Kaapstad werd door Nederlanders geregeld
De Khoikhoi, een ongecompliceerde tribale gemeenschap in zuidelijk Afrika, had vanaf het midden van de 14e eeuw veel vreedzame en korte ontmoetingen met voorbijtrekkende Portugese ontdekkingsreizigers. Het is niet helemaal duidelijk waarom de Portugezen er nooit aan hebben gedacht om aanspraak te maken op het grondgebied. De Franse, Nederlandse en Britse rijken namen toe en Europa snakte naar exotische goederen uit het oosten.
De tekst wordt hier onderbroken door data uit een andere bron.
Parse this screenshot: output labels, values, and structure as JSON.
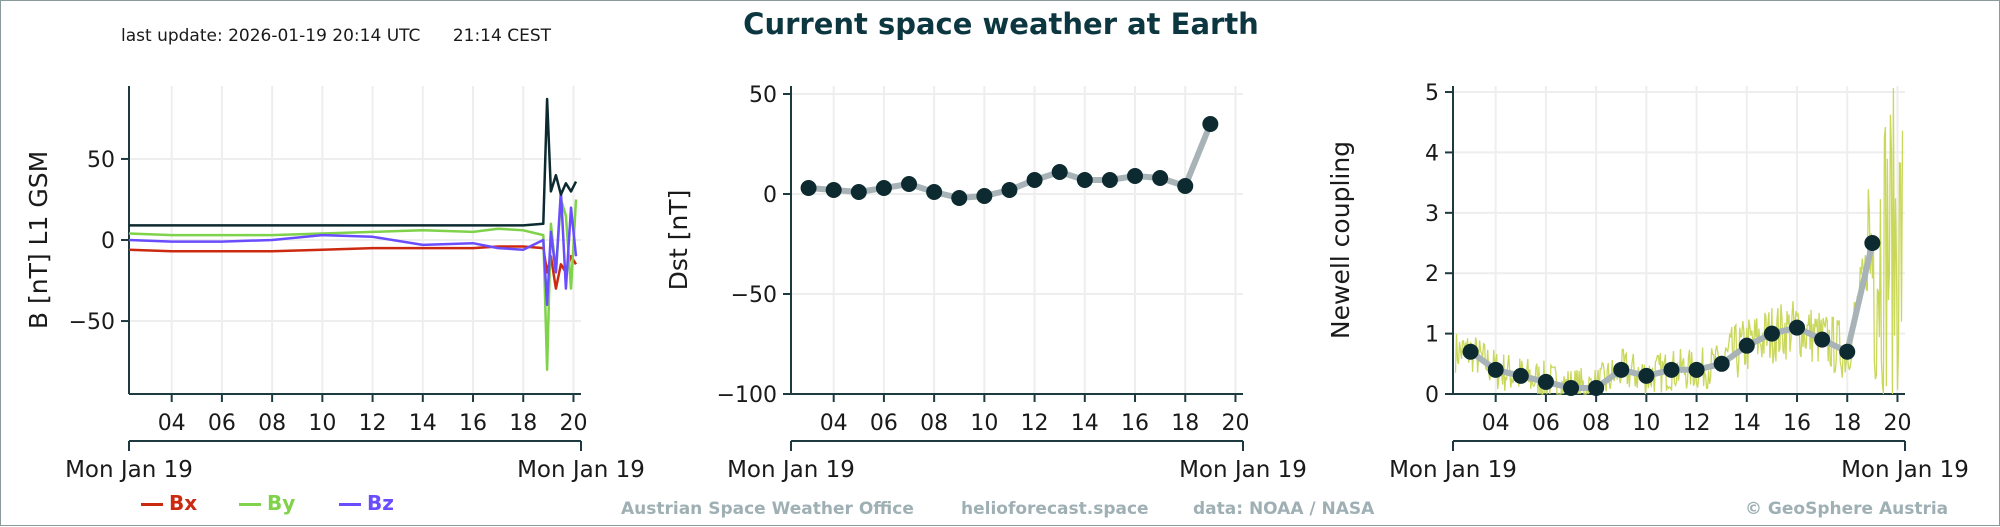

De handelsroute rond de Kaap werd erg druk. Het was pas halverwege 1600 dat een voorstel werd ingediend bij de hoge ambtenaren van de Verenigde Oost-Indische Compagnie om een ​​kleine tussenstophaven in Table Bay op te zetten. Meer dan 600 matrozen stierven per seizoen op de schepen op weg naar het oosten. Dit was voornamelijk te wijten aan scheurbuik (een ziekte door een tekort aan vitamine C). Zeilers leden ook aan complicaties die zich ontwikkelden toen vers water en verse voorraden aan boord van het schip opraken. Het idee was om de schepen een paar dagen in Table Bay door te brengen, hun voorraden aan te vullen, medische hulp in te schakelen als ze dat nodig hadden en de matrozen op de vaste grond te laten rusten. Dit betekende dat schepen meer goederen aan boord konden inpakken en geen waardevolle ruimte op de schepen in beslag konden nemen met grote hoeveelheden zoet water, voorraden en zelfs dode lichamen.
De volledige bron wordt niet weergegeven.